Yong inspira profondément, tentant de maîtriser l’émotion qui serrait sa poitrine. « Liu, c’est à propos de Mei, » commença-t-il, chaque mot pesant comme une pierre dans sa gorge. « Elle est gravement malade. Elle a besoin d’une greffe de moelle osseuse... et nous pensons que tu pourrais être compatible. »

Un silence dense s'installa de l’autre côté de la ligne. Yong imagina son fils, absorbant l’information, pesant chacune de ces paroles lourdes de sens. Il pouvait presque sentir les pensées tourbillonner dans l’esprit de Liu, l'ampleur de la situation s’imposant à lui. Finalement, la réponse tomba, claire et résolue.

« Je prends le premier train. Je serai là dès que possible. »

Yong ferma les yeux, submergé par un mélange de soulagement et de gratitude. « Merci, mon fils, » murmura-t-il avant de raccrocher, se retournant vers Wei et Hua, son visage illuminé d’un sourire ténu mais porteur d’espoir. « Liu vient. Nous allons faire tout ce qu’il faut pour elle. »

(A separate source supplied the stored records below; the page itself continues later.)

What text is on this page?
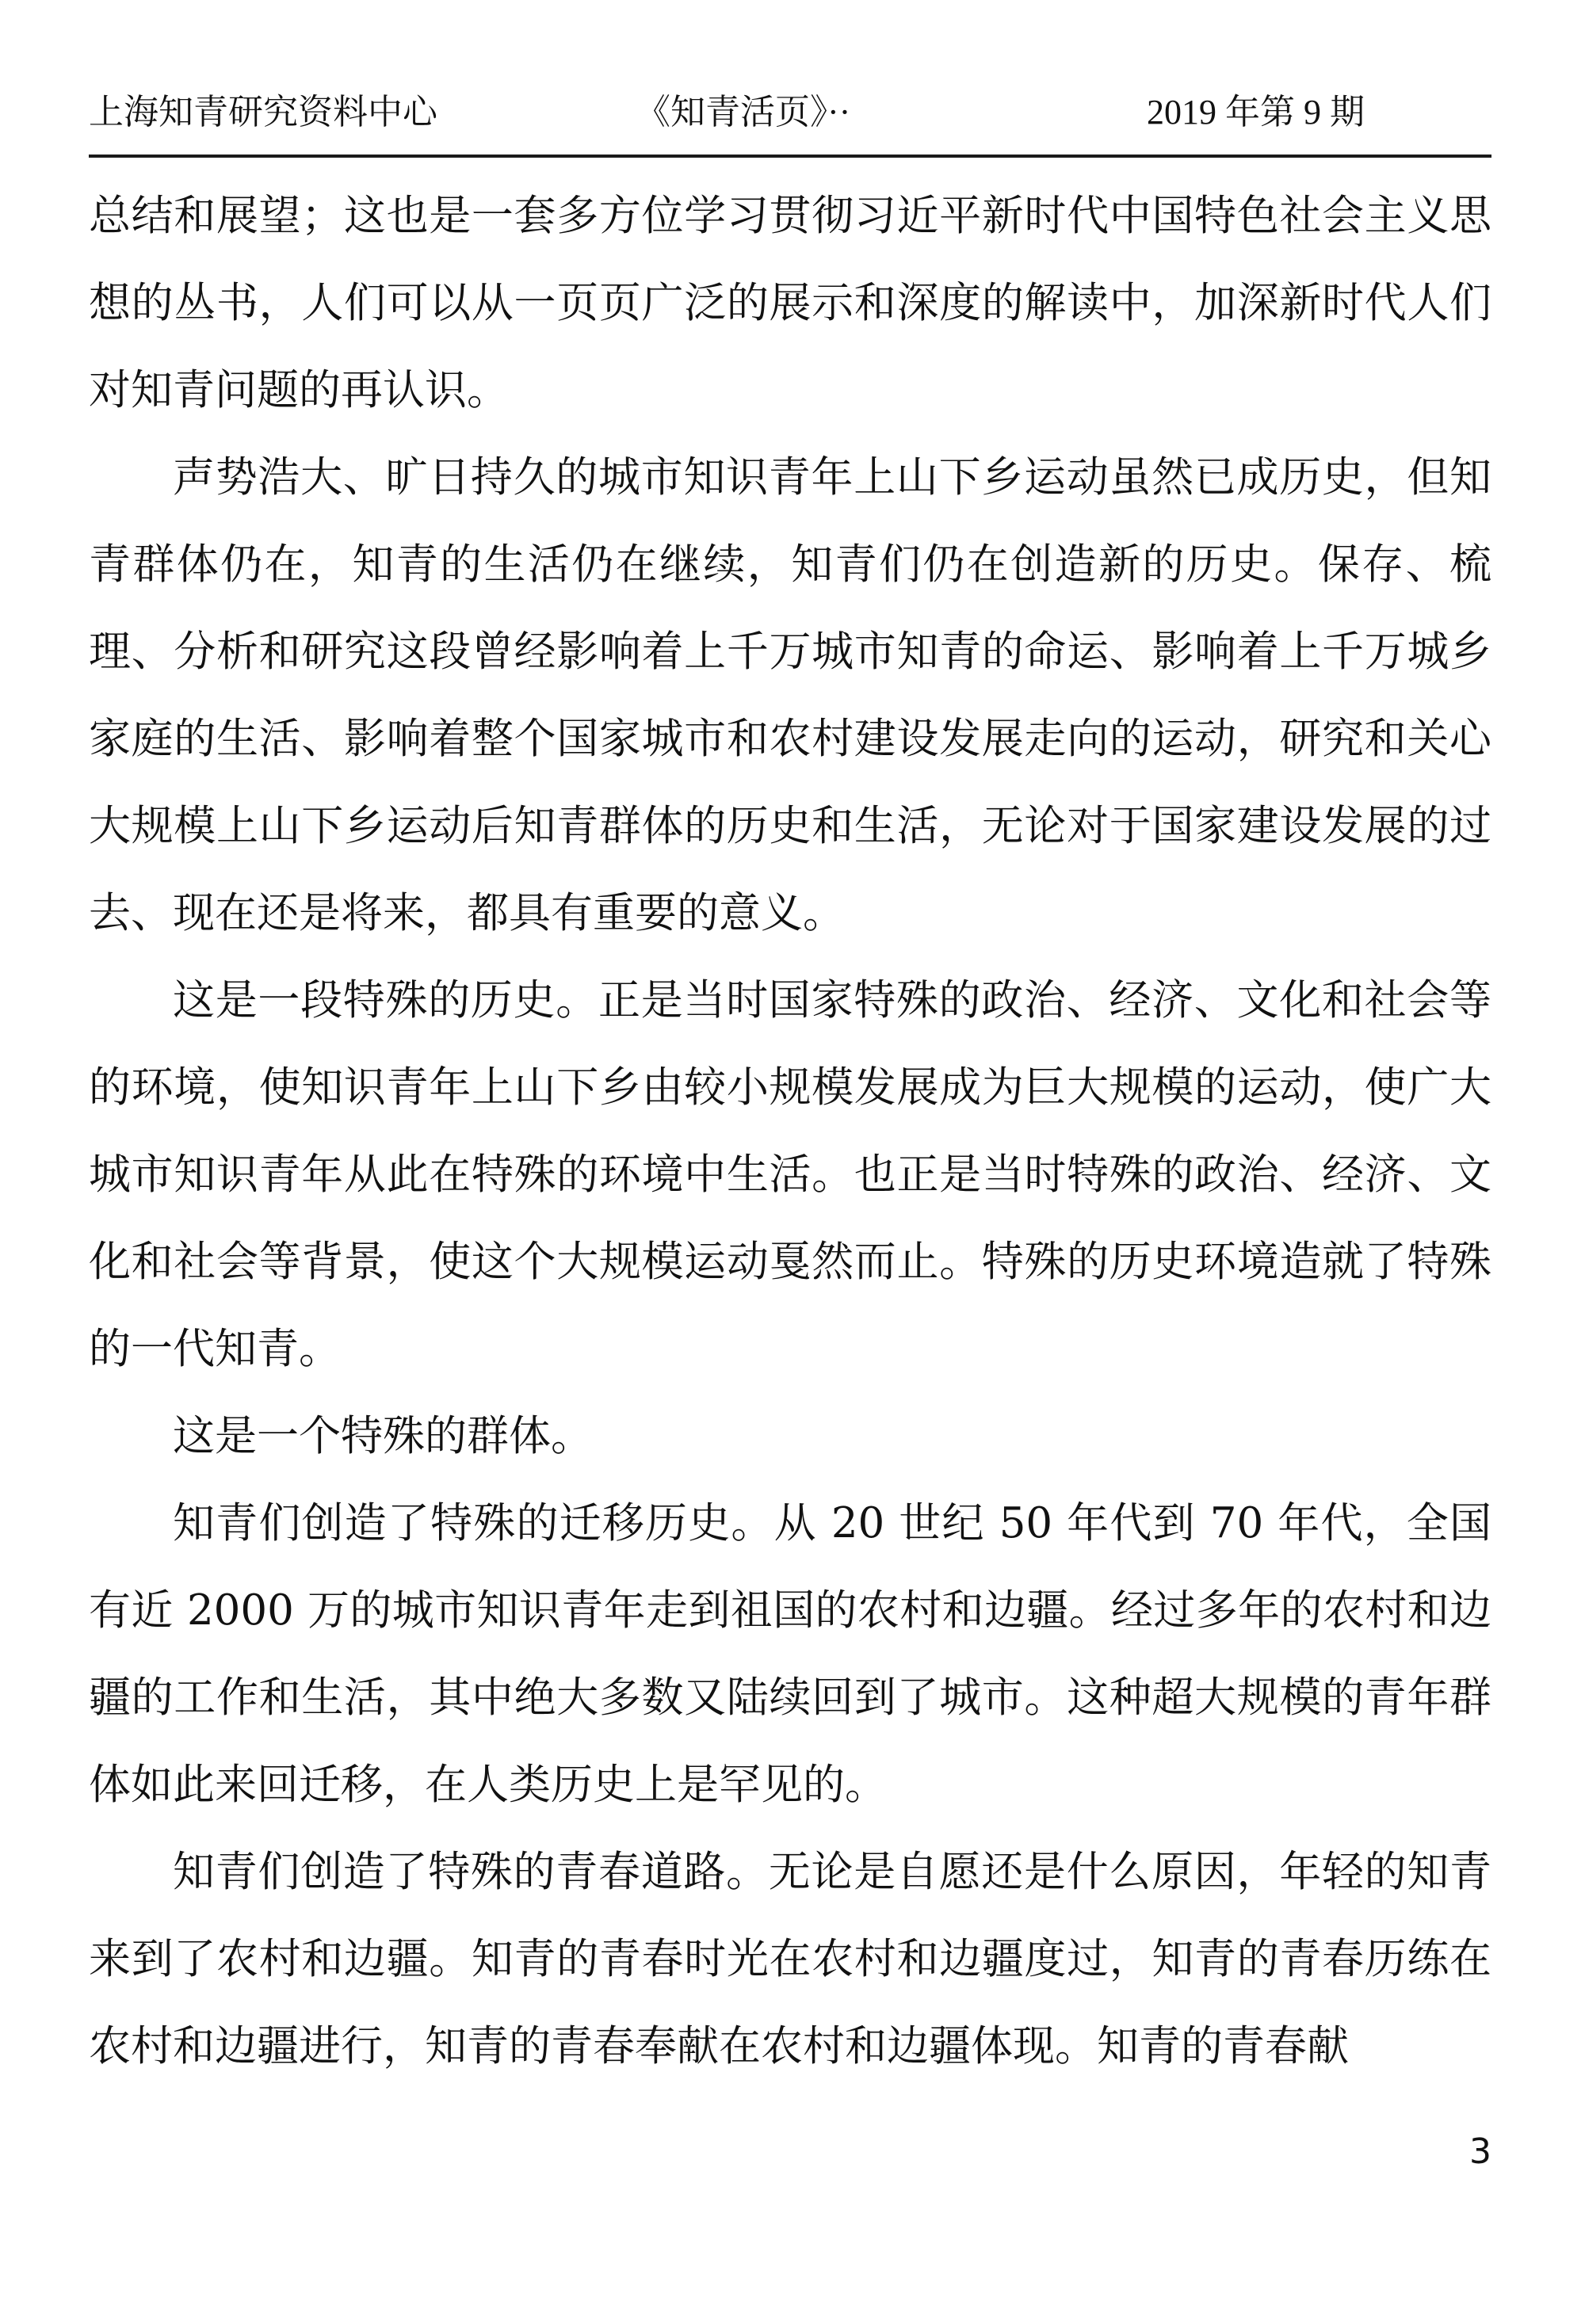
上海知青研究资料中心	《知青活页》··	2019 年第 9 期

总结和展望；这也是一套多方位学习贯彻习近平新时代中国特色社会主义思想的丛书，人们可以从一页页广泛的展示和深度的解读中，加深新时代人们对知青问题的再认识。

声势浩大、旷日持久的城市知识青年上山下乡运动虽然已成历史，但知青群体仍在，知青的生活仍在继续，知青们仍在创造新的历史。保存、梳理、分析和研究这段曾经影响着上千万城市知青的命运、影响着上千万城乡家庭的生活、影响着整个国家城市和农村建设发展走向的运动，研究和关心大规模上山下乡运动后知青群体的历史和生活，无论对于国家建设发展的过去、现在还是将来，都具有重要的意义。

这是一段特殊的历史。正是当时国家特殊的政治、经济、文化和社会等的环境，使知识青年上山下乡由较小规模发展成为巨大规模的运动，使广大城市知识青年从此在特殊的环境中生活。也正是当时特殊的政治、经济、文化和社会等背景，使这个大规模运动戛然而止。特殊的历史环境造就了特殊的一代知青。

这是一个特殊的群体。

知青们创造了特殊的迁移历史。从 20 世纪 50 年代到 70 年代，全国有近 2000 万的城市知识青年走到祖国的农村和边疆。经过多年的农村和边疆的工作和生活，其中绝大多数又陆续回到了城市。这种超大规模的青年群体如此来回迁移，在人类历史上是罕见的。

知青们创造了特殊的青春道路。无论是自愿还是什么原因，年轻的知青来到了农村和边疆。知青的青春时光在农村和边疆度过，知青的青春历练在农村和边疆进行，知青的青春奉献在农村和边疆体现。知青的青春献

3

Wei, touché par cette lueur de soutien inattendue, posa une main sur l’épaule de Yong. Dans son regard, on lisait à la fois un immense soulagement et une gratitude silencieuse. Ils savaient qu’il leur restait encore un chemin ardu à parcourir, mais pour la première fois depuis des jours, une brèche s’était ouverte dans l’obscurité. L’attente se poursuivait, mais elle n'était plus aussi écrasante, désormais teintée d’une promesse fragile de renouveau.